Trusts and Federal Tax Liens
Trusts and Trustees
In Zuroff v. First Wisconsin Trust Company, 41 Mass.App.Ct. 491, 671 N.E.2d 982 (1996) Pamela DiSarro held title in her name as trustee of 1408 Commonwealth Trust. The trust was a nominee trust in which Ms. DiSarro held a 51% beneficial interest. In response to requirements imposed by a lender, First Wisconsin Trust Company, Ms. DiSarro conveyed the title to herself, granted a mortgage on the property and then reconveyed the property back to herself as trustee of the aforementioned trust. Thereafter two federal tax liens were filed against Ms. DiSarro in her individual capacity. In the process of foreclosing its mortgage First Wisconsin Trust Company did not send any notice to the IRS, either under G.L.c. 244, §14 or 26 U.S.C. §7425(c)(1). After the foreclosure the lender entered into a purchase and sale agreement with Zuroff, who made a deposit on the property. The question before the Appeals Court in this action by Zuroff for a refund of the deposit was whether the foreclosure was good. Zuroff claimed that it was defective due to the lack of notice to the IRS.

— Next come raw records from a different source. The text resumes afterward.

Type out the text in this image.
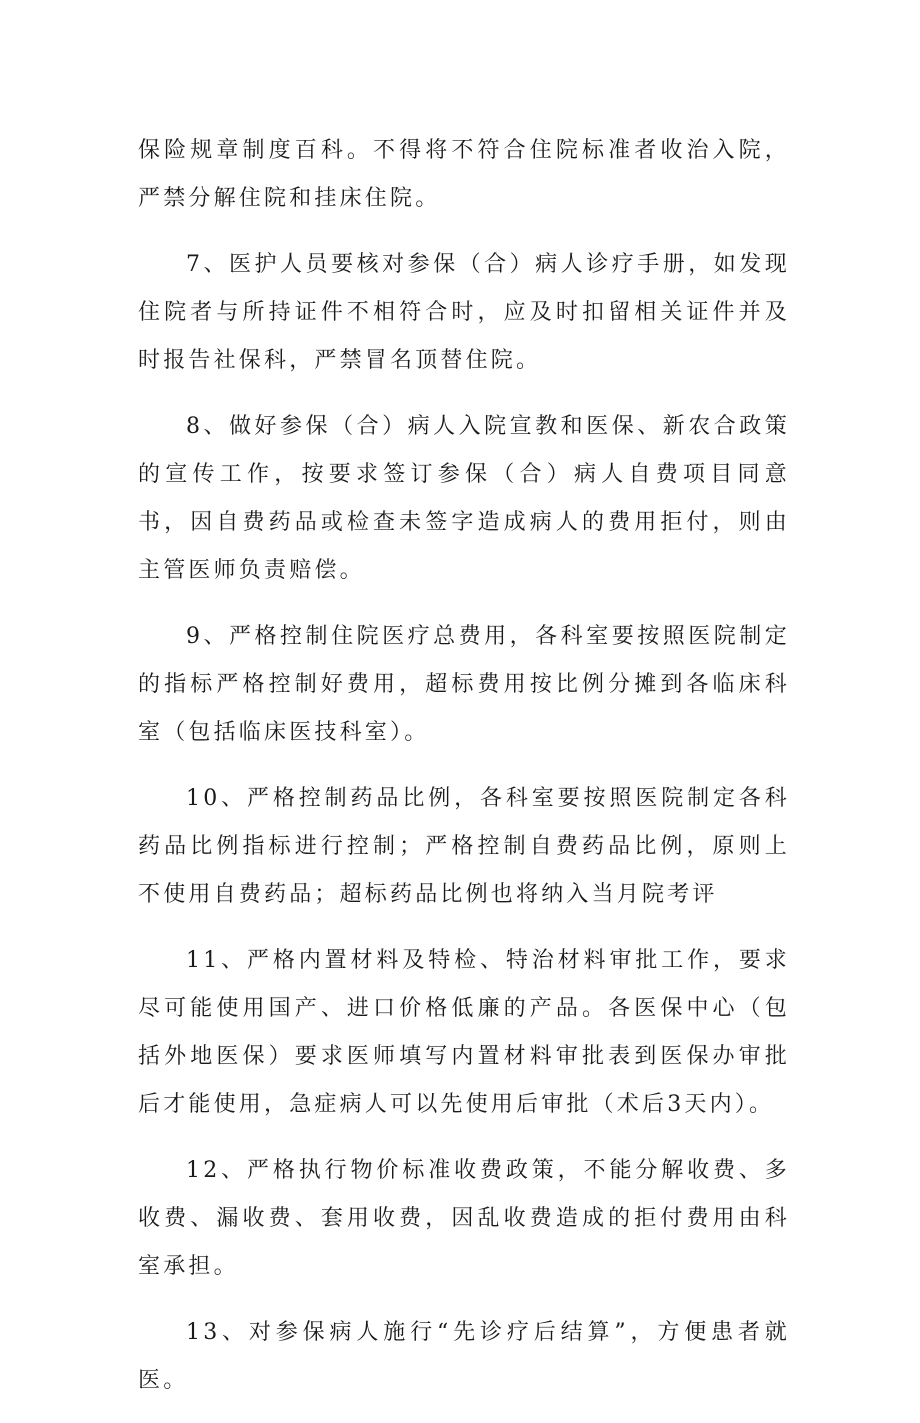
保险规章制度百科。不得将不符合住院标准者收治入院，严禁分解住院和挂床住院。

7、医护人员要核对参保（合）病人诊疗手册，如发现住院者与所持证件不相符合时，应及时扣留相关证件并及时报告社保科，严禁冒名顶替住院。

8、做好参保（合）病人入院宣教和医保、新农合政策的宣传工作，按要求签订参保（合）病人自费项目同意书，因自费药品或检查未签字造成病人的费用拒付，则由主管医师负责赔偿。

9、严格控制住院医疗总费用，各科室要按照医院制定的指标严格控制好费用，超标费用按比例分摊到各临床科室（包括临床医技科室）。

10、严格控制药品比例，各科室要按照医院制定各科药品比例指标进行控制；严格控制自费药品比例，原则上不使用自费药品；超标药品比例也将纳入当月院考评

11、严格内置材料及特检、特治材料审批工作，要求尽可能使用国产、进口价格低廉的产品。各医保中心（包括外地医保）要求医师填写内置材料审批表到医保办审批后才能使用，急症病人可以先使用后审批（术后3天内）。

12、严格执行物价标准收费政策，不能分解收费、多收费、漏收费、套用收费，因乱收费造成的拒付费用由科室承担。

13、对参保病人施行“先诊疗后结算”，方便患者就医。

The court states outright that property that one holds as trustee is not subject to payment of the trustee's personal debts. It "assumed" that the IRS could have reached Ms. DiSarro's fifty-one percent beneficial interest in the trust, but held that it did not follow that the lien attached to the trust res itself or that the IRS could reach the property in the hands of a purchaser for value. The court's decision, however, then revolves around whether or not the federal lien could have been discovered as having been filed against Ms. DiSarro individually. The court noted that nothing on the record disclosed who the beneficiaries of the 1408 Commonwealth Trust were and that under 26 U.S.C 6323(f)(4) "the Federal tax lien is not valid against a purchaser unless the fact of its filing is recorded in a public Federal lien index so that a reasonable inspection of the index will reveal the existence of the lien." The court concluded that the lien could not be reasonably discovered and, therefore, did not affect the title. This ruling and seems to in contradiction to the court's decision in Fairfield Associates v. General Builders Supply Company, 40 Mass.App.Ct. 1109, 662 1063 (Summary Disposition, 1996). In Fairfield Associates it was held that a mortgage from April A. Iannacone individually, when she held title as trustee, was good as against subsequent attaching creditors who had filed their liens against Ms. Iannacone as trustee, the court stating that "[n]o reasonable title examiner would have been misled by the state of the records." But for now Stewart Title Guaranty Company will permit the issuance of policies without exceptions for federal tax liens based on facts consistent with those in Zuroff. It is likely that the decision will be further appealed and that the IRS will intervene, which may clarify the matter.